Vice president clears way for FDA to add inspectors in China

It took some persuasion from the vice president of the United States, but the FDA will soon add 10 drug inspectors to its office in China to help oversee that country's vast API and drug production industry. If the FDA's experience in India is an indicator, it will mean a raft of enforcement actions in a country that is considered to have weak enforcement by its own agency.

The FDA is adding 19 people to the staff of 9 it already has there, but 9 of those are food inspectors, according to Bloomberg. The FDA opened an office there in 2008 after being hammered for lax oversight when tainted Chinese heparin led to dozens of deaths in the U.S. The FDA has been trying to boost its presence in China for more than a year, but the Chinese government blocked visas of FDA employees assigned there. U.S. Vice President Joe Biden was able to get a final commitment for the expanded FDA presence during a visit to Beijing last week.

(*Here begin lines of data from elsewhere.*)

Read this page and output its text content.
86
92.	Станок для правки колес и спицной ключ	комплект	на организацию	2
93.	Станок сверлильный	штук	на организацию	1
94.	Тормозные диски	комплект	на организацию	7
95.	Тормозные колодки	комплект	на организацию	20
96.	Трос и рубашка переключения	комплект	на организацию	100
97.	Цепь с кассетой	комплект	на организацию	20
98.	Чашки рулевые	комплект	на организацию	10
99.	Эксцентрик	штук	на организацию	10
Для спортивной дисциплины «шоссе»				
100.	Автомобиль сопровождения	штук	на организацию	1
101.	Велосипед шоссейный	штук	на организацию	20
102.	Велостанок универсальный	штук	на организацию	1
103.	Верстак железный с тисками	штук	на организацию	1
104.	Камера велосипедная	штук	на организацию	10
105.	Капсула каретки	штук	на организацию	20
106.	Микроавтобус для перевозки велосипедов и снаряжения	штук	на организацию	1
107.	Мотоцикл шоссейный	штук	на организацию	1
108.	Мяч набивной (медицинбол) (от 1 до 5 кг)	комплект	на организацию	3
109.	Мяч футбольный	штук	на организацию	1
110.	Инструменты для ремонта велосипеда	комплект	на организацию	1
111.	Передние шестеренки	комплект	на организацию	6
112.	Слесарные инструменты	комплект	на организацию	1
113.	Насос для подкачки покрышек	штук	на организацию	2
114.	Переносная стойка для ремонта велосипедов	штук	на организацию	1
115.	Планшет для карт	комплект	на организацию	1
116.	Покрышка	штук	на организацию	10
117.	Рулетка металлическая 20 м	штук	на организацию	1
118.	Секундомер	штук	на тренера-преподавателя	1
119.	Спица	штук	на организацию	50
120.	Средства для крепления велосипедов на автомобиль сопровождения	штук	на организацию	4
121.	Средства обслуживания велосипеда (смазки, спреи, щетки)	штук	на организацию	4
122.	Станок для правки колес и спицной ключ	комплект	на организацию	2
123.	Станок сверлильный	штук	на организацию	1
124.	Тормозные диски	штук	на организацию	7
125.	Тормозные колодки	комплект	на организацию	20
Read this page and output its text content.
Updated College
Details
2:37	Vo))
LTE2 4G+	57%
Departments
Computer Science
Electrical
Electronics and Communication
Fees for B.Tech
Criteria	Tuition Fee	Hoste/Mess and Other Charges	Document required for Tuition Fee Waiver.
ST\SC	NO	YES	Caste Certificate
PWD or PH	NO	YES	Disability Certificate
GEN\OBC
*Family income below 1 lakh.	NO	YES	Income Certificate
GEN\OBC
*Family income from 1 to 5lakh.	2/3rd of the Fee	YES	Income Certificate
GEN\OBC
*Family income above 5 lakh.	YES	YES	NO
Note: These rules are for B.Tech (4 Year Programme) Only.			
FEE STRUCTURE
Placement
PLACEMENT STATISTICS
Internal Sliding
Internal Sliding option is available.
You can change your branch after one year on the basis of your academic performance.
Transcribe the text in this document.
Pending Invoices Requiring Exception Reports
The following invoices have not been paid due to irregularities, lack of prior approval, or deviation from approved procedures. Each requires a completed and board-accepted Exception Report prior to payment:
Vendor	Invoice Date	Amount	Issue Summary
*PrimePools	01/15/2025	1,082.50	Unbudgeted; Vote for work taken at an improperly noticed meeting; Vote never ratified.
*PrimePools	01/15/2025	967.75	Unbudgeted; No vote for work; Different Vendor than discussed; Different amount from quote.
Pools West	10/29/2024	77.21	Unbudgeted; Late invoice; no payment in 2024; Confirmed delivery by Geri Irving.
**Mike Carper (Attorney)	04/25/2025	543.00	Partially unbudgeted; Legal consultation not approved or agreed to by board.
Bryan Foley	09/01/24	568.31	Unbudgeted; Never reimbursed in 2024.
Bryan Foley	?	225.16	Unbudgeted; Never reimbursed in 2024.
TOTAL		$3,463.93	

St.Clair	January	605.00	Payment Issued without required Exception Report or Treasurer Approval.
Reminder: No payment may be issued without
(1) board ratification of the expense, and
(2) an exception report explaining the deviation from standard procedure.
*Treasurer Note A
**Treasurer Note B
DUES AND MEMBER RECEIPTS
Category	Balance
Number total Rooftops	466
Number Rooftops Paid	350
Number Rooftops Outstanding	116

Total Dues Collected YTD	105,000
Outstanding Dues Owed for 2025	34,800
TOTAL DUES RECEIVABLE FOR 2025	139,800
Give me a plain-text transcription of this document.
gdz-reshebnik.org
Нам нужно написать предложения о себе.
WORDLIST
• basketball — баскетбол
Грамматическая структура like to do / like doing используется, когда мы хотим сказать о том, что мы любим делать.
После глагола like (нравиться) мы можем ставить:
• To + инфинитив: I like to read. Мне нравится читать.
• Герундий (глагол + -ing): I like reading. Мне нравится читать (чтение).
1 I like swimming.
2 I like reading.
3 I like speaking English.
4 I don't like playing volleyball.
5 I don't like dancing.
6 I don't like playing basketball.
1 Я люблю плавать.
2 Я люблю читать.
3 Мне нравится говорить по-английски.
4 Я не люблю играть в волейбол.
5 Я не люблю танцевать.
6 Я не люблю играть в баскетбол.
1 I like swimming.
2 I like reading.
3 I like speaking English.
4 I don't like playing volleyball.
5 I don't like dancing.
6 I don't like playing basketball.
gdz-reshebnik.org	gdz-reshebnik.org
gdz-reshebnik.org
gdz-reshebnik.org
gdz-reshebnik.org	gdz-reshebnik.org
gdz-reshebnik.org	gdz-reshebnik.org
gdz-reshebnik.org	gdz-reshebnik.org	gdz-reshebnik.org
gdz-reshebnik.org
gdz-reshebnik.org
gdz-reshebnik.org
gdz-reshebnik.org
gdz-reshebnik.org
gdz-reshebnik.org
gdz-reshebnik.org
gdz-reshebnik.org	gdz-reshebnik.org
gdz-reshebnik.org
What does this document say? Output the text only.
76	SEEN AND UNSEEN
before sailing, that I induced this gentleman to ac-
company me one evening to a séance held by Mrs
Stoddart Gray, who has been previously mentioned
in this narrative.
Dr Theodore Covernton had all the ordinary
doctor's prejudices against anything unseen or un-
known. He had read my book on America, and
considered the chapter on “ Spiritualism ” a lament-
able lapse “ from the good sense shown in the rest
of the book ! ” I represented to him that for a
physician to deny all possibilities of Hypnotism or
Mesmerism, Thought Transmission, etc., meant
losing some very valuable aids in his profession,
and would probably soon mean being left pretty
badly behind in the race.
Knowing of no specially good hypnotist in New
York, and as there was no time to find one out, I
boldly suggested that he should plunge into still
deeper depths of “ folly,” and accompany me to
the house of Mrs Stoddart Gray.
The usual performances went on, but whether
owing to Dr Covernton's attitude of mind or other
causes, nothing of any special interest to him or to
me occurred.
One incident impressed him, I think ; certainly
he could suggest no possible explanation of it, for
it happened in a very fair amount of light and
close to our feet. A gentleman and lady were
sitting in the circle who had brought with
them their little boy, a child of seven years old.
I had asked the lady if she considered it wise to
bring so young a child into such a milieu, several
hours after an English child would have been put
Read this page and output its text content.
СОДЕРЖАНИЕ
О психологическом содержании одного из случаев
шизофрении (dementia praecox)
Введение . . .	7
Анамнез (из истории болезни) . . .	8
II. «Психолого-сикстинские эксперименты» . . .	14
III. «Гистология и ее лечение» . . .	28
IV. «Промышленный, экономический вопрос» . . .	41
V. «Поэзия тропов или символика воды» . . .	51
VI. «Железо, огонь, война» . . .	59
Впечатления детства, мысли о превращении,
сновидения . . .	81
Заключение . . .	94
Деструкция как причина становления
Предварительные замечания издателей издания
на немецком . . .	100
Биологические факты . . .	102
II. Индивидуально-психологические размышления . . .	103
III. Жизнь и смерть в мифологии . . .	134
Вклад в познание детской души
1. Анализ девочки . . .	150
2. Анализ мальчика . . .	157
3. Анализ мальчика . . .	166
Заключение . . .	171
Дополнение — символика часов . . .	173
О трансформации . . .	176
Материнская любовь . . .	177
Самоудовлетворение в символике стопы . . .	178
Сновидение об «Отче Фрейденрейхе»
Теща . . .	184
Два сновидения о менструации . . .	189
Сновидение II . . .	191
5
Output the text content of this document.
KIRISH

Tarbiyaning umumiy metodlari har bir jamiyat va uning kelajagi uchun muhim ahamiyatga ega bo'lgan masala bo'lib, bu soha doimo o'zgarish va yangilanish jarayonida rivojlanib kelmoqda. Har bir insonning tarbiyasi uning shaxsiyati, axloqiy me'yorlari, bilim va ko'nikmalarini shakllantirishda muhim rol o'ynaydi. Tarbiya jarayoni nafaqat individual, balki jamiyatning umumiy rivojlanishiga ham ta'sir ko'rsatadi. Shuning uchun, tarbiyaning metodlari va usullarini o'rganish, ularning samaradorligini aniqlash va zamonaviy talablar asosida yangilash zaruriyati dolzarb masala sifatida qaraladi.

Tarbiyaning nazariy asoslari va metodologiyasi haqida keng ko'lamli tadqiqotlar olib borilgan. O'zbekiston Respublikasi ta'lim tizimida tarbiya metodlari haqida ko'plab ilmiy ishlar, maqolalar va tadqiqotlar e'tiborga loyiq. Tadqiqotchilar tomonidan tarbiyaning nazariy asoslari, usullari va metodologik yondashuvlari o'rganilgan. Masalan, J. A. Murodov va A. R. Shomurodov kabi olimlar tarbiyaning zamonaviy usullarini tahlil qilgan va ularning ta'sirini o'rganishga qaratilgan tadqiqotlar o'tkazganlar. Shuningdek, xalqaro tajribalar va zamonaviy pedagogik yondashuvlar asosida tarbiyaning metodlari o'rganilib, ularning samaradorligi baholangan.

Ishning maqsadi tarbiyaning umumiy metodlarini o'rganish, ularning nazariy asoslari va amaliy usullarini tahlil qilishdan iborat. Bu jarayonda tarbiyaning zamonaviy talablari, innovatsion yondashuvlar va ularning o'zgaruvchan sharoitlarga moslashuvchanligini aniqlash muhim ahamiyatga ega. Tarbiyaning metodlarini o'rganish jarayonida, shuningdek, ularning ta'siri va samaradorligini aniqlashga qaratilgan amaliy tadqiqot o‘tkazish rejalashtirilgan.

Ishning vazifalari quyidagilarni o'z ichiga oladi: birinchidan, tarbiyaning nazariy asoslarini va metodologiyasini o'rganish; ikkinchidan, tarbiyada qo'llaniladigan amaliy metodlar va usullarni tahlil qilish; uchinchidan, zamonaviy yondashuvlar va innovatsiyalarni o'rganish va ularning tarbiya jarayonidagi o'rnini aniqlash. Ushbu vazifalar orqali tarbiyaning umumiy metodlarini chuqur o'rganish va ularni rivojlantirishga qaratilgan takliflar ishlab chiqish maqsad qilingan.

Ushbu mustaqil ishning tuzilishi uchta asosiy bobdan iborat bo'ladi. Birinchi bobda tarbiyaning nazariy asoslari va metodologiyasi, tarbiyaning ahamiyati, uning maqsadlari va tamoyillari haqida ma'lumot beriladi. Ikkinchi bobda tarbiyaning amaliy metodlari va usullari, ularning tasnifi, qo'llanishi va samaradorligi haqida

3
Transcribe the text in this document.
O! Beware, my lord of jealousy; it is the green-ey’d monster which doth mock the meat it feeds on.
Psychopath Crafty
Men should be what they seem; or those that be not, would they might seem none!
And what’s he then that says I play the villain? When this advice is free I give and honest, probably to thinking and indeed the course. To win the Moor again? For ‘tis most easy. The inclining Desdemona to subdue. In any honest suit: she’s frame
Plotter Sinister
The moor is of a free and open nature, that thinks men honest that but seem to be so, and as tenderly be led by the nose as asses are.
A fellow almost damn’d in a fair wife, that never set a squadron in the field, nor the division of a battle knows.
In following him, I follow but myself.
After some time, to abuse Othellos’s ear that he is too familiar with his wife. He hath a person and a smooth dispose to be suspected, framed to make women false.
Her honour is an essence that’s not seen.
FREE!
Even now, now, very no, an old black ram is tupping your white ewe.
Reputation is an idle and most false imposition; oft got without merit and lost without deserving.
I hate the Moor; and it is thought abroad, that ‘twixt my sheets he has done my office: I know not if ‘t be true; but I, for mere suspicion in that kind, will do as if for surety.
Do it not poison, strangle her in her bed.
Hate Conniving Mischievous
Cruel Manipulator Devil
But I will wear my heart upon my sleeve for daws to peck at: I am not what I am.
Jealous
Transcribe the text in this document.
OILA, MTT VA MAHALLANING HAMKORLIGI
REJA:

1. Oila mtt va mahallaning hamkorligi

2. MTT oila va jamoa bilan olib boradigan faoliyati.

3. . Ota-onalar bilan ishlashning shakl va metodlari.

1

"It's a big request for any government to allow an increase in foreign inspectors in your country," Christopher Hickey, director of the FDA's China office, told Bloomberg.

The move should provide some relief to drugmakers as well as U.S. consumers. Western drugmakers are between a rock and a hard place when it comes to Chinese APIs. They know Chinese oversight of bulk APIs is insufficient to snuff out substandard producers, but since China and India have become the key suppliers to the industry, they can't live without them. "If China for some reason decided to stop exporting APIs, within three months all our pharmacies would be empty," Guy Villax, CEO of Hovione, told Reuters last year.

While China is believed to be understaffed and unable to keep on top of its burgeoning drug production industry, Western drugmakers say it is making more of an effort. When drugmakers provide Chinese authorities with evidence of companies making counterfeits of their products, they will take action. Last year China cracked down when it found companies using gelatin from scrap leather that contained toxic chemicals to produce drug capsules. It sent 7 people to prison and closed dozens of production facilities.

India is the other major API maker, as well as the producer of about 40% of the generic drugs sold in the U.S. The U.S. boosted its staff there this year and since then has issued a raft of actions against some of the country's largest generic drugmakers. It has banned drugs coming out of two of Wockhardt's Indian plants this year and banned products from a third Indian plant of Ranbaxy Laboratories, a company that in May pleaded guilty to charges that it earlier had falsified data and then shipped subpar products to the U.S.

It will take about a year to fill out the staff in China, Hickey told Bloomberg. Some earlier hires moved on when they couldn't get visas. The FDA can still send U.S.-based personnel, as it has for years. Hickey hedged when asked if having more inspectors there will lead to more actions. "One thing we have seen with our inspections overseas in India, and here in China, is that over time, inspectors are better able to identify specific problems in the firms."